Instance-Wise Multi-Task Learning (IWMTL)
=========================================

When training a model with multiple tasks, the gradients of the individual tasks are likely to
conflict. This is particularly true when looking at the individual (per-sample) gradients.
The :doc:`autogram engine <../docs/autogram/engine>` can be used to efficiently compute the Gramian
of the Jacobian of the matrix of per-sample and per-task losses. Weights can then be extracted from
this Gramian to reweight the gradients and resolve conflict entirely.

The following example shows how to do that.

.. code-block:: python
    :emphasize-lines: 5-6, 18-20, 31-32, 34-35, 37-38, 41-42

    import torch
    from torch.nn import Linear, MSELoss, ReLU, Sequential
    from torch.optim import SGD

    from torchjd.aggregation import Flattening, UPGradWeighting
    from torchjd.autogram import Engine

    shared_module = Sequential(Linear(10, 5), ReLU(), Linear(5, 3), ReLU())
    task1_module = Linear(3, 1)
    task2_module = Linear(3, 1)
    params = [
        *shared_module.parameters(),
        *task1_module.parameters(),
        *task2_module.parameters(),
    ]

    optimizer = SGD(params, lr=0.1)
    mse = MSELoss(reduction="none")
    weighting = Flattening(UPGradWeighting())
    engine = Engine(shared_module, batch_dim=0)

    inputs = torch.randn(8, 16, 10)  # 8 batches of 16 random input vectors of length 10
    task1_targets = torch.randn(8, 16)  # 8 batches of 16 targets for the first task
    task2_targets = torch.randn(8, 16)  # 8 batches of 16 targets for the second task

    for input, target1, target2 in zip(inputs, task1_targets, task2_targets):
        features = shared_module(input)  # shape: [16, 3]
        out1 = task1_module(features).squeeze(1)  # shape: [16]
        out2 = task2_module(features).squeeze(1)  # shape: [16]

        # Compute the matrix of losses: one loss per element of the batch and per task
        losses = torch.stack([mse(out1, target1), mse(out2, target2)], dim=1)  # shape: [16, 2]

        # Compute the gramian (inner products between pairs of gradients of the losses)
        gramian = engine.compute_gramian(losses)  # shape: [16, 2, 2, 16]

        # Obtain the weights that lead to no conflict between reweighted gradients
        weights = weighting(gramian)  # shape: [16, 2]

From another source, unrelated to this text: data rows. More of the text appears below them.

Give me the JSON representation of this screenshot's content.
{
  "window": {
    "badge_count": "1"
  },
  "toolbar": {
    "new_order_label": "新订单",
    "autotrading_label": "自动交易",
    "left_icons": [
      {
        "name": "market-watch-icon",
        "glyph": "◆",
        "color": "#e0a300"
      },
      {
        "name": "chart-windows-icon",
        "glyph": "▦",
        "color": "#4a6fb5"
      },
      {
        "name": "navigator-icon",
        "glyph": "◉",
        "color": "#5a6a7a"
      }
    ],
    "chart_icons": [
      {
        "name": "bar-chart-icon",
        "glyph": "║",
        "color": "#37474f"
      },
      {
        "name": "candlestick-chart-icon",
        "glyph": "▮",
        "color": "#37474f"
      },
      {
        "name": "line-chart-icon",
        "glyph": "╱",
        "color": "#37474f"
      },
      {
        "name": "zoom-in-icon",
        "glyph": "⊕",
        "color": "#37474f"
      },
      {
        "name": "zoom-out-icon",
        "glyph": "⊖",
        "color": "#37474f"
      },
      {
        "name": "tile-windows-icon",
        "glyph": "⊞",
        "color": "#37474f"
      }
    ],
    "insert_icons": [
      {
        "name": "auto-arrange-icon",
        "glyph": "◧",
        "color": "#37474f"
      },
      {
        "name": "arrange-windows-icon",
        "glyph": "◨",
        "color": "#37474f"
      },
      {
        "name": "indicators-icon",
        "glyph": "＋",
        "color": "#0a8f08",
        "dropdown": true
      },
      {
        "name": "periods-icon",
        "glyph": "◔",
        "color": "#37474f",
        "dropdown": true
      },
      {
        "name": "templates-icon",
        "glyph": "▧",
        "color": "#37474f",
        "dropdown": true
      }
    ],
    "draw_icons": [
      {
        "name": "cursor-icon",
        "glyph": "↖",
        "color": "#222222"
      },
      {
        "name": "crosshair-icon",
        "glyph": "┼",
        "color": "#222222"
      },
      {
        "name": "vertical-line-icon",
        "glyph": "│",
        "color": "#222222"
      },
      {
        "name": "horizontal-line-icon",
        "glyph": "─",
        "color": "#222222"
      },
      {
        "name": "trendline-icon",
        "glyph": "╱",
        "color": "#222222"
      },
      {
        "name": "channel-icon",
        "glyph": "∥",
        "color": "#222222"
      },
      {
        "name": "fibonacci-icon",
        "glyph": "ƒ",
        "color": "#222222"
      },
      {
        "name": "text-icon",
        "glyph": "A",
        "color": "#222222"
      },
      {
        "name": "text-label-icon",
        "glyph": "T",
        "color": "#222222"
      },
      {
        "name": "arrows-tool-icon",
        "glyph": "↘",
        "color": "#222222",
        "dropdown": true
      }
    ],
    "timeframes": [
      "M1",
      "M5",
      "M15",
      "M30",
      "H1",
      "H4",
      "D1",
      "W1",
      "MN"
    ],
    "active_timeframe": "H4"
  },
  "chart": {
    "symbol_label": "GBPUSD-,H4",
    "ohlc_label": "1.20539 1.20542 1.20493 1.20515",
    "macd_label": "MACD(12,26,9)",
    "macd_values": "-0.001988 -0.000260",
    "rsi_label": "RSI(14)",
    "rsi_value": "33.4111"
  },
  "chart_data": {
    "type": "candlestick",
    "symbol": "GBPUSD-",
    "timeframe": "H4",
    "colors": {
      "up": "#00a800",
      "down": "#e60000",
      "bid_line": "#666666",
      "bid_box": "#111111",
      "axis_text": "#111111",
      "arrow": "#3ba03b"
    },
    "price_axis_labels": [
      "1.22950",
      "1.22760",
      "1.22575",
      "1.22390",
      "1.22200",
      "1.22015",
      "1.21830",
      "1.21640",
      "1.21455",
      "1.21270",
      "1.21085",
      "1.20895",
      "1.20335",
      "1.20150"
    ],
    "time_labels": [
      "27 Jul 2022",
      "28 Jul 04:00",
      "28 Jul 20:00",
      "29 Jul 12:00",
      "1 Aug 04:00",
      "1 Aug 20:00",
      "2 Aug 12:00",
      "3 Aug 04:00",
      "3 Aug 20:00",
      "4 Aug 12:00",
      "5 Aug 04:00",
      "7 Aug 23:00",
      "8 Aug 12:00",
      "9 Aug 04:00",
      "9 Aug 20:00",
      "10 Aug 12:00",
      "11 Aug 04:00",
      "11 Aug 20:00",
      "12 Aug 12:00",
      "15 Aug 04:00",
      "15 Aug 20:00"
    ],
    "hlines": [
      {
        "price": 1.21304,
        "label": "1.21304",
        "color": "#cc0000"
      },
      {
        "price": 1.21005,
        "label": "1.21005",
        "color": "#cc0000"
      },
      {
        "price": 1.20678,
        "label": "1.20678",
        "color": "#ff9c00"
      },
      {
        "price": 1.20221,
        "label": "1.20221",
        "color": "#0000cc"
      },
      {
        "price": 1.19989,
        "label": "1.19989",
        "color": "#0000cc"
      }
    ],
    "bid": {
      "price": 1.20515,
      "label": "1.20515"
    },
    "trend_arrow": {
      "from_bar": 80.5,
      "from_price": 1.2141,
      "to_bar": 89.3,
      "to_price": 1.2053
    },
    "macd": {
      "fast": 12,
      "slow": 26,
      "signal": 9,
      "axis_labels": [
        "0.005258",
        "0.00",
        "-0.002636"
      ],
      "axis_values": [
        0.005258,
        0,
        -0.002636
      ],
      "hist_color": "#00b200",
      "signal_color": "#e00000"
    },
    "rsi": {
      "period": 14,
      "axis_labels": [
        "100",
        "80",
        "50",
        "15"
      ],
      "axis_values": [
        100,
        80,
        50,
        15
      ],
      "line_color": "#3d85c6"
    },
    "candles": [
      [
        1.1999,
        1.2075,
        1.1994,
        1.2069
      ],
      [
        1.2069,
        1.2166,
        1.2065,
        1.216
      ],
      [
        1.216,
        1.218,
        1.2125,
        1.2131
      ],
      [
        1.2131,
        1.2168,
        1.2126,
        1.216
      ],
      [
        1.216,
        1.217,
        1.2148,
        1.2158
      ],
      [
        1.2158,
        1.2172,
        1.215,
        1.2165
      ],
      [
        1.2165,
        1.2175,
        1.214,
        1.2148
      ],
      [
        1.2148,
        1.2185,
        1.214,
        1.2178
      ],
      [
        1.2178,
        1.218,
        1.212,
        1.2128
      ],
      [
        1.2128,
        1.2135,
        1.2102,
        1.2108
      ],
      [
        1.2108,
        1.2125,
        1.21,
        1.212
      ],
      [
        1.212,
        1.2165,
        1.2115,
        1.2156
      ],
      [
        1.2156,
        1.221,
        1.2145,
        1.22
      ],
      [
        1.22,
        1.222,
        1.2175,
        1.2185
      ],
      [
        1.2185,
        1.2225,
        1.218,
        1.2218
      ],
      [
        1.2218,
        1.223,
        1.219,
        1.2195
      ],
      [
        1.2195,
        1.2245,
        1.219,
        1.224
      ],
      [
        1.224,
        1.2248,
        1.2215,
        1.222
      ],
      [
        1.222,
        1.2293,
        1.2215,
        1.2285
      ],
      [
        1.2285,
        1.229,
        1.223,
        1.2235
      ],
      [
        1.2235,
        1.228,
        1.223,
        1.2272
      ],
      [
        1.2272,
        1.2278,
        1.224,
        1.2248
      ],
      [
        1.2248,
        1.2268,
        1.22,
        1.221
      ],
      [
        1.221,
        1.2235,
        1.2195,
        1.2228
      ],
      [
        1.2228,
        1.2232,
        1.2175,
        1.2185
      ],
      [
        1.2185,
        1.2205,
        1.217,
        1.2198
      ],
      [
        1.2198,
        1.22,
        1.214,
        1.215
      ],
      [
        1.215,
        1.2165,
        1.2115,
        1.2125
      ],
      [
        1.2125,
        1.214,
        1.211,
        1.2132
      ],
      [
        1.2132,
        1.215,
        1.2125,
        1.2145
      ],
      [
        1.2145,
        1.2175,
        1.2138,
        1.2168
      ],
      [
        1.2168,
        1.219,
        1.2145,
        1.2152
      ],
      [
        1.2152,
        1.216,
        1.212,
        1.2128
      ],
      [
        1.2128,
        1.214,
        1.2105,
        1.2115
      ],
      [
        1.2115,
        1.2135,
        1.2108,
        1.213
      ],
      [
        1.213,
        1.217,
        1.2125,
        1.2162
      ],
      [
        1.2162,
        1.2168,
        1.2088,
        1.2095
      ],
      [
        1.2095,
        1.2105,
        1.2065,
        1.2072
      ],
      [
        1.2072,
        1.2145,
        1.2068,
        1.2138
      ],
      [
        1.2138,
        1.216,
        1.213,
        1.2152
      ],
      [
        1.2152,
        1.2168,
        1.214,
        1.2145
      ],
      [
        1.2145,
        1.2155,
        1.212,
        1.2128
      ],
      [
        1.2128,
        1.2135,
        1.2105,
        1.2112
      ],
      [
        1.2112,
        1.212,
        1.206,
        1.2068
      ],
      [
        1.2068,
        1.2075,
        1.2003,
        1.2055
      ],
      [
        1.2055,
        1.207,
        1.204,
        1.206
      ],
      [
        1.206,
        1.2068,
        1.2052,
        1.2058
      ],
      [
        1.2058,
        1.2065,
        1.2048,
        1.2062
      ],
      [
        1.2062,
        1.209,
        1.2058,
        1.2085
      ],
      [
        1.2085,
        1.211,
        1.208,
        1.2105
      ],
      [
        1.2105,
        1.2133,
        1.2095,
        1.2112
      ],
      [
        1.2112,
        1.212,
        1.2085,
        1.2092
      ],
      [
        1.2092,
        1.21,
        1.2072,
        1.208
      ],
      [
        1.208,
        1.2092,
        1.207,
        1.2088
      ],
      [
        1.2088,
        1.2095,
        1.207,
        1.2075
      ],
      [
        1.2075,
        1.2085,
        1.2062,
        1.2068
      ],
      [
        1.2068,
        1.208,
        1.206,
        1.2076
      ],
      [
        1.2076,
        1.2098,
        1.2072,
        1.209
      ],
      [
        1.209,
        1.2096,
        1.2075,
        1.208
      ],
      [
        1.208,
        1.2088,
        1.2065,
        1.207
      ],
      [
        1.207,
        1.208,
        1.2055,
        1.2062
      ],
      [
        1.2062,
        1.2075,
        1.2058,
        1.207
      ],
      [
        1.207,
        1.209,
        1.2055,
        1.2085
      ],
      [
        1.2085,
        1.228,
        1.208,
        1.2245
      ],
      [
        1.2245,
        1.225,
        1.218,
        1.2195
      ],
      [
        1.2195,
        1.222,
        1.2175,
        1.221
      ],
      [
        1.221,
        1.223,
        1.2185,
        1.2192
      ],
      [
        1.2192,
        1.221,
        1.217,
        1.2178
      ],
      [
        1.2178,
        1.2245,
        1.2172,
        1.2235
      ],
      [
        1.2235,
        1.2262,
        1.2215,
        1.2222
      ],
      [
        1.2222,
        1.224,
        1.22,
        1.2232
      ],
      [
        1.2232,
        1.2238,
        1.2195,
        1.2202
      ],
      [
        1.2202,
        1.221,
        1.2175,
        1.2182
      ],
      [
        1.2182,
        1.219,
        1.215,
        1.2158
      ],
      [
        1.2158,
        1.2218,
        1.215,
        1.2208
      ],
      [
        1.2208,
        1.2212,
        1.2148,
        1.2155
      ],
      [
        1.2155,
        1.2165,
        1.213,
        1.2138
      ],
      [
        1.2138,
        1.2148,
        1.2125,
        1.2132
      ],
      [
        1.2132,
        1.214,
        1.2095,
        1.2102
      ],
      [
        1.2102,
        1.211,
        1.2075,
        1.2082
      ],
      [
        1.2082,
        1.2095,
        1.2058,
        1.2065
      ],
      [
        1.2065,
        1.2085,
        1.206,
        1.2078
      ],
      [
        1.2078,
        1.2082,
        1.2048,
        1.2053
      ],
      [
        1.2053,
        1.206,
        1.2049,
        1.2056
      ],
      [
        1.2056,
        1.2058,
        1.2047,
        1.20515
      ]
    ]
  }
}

        optimizer.zero_grad()
        # Do the standard backward pass, but weighted using the obtained weights
        losses.backward(weights)
        optimizer.step()

.. note::
    In this example, the tensor of losses is a matrix rather than a vector. The gramian is thus a
    4D tensor rather than a matrix, and a
    :class:`~torchjd.aggregation._weighting_bases.GeneralizedWeighting`, such as
    :class:`~torchjd.aggregation._flattening.Flattening`, has to be used to extract a matrix of
    weights from it. More information about ``GeneralizedWeighting`` can be found in the
    :doc:`../../docs/aggregation/index` page.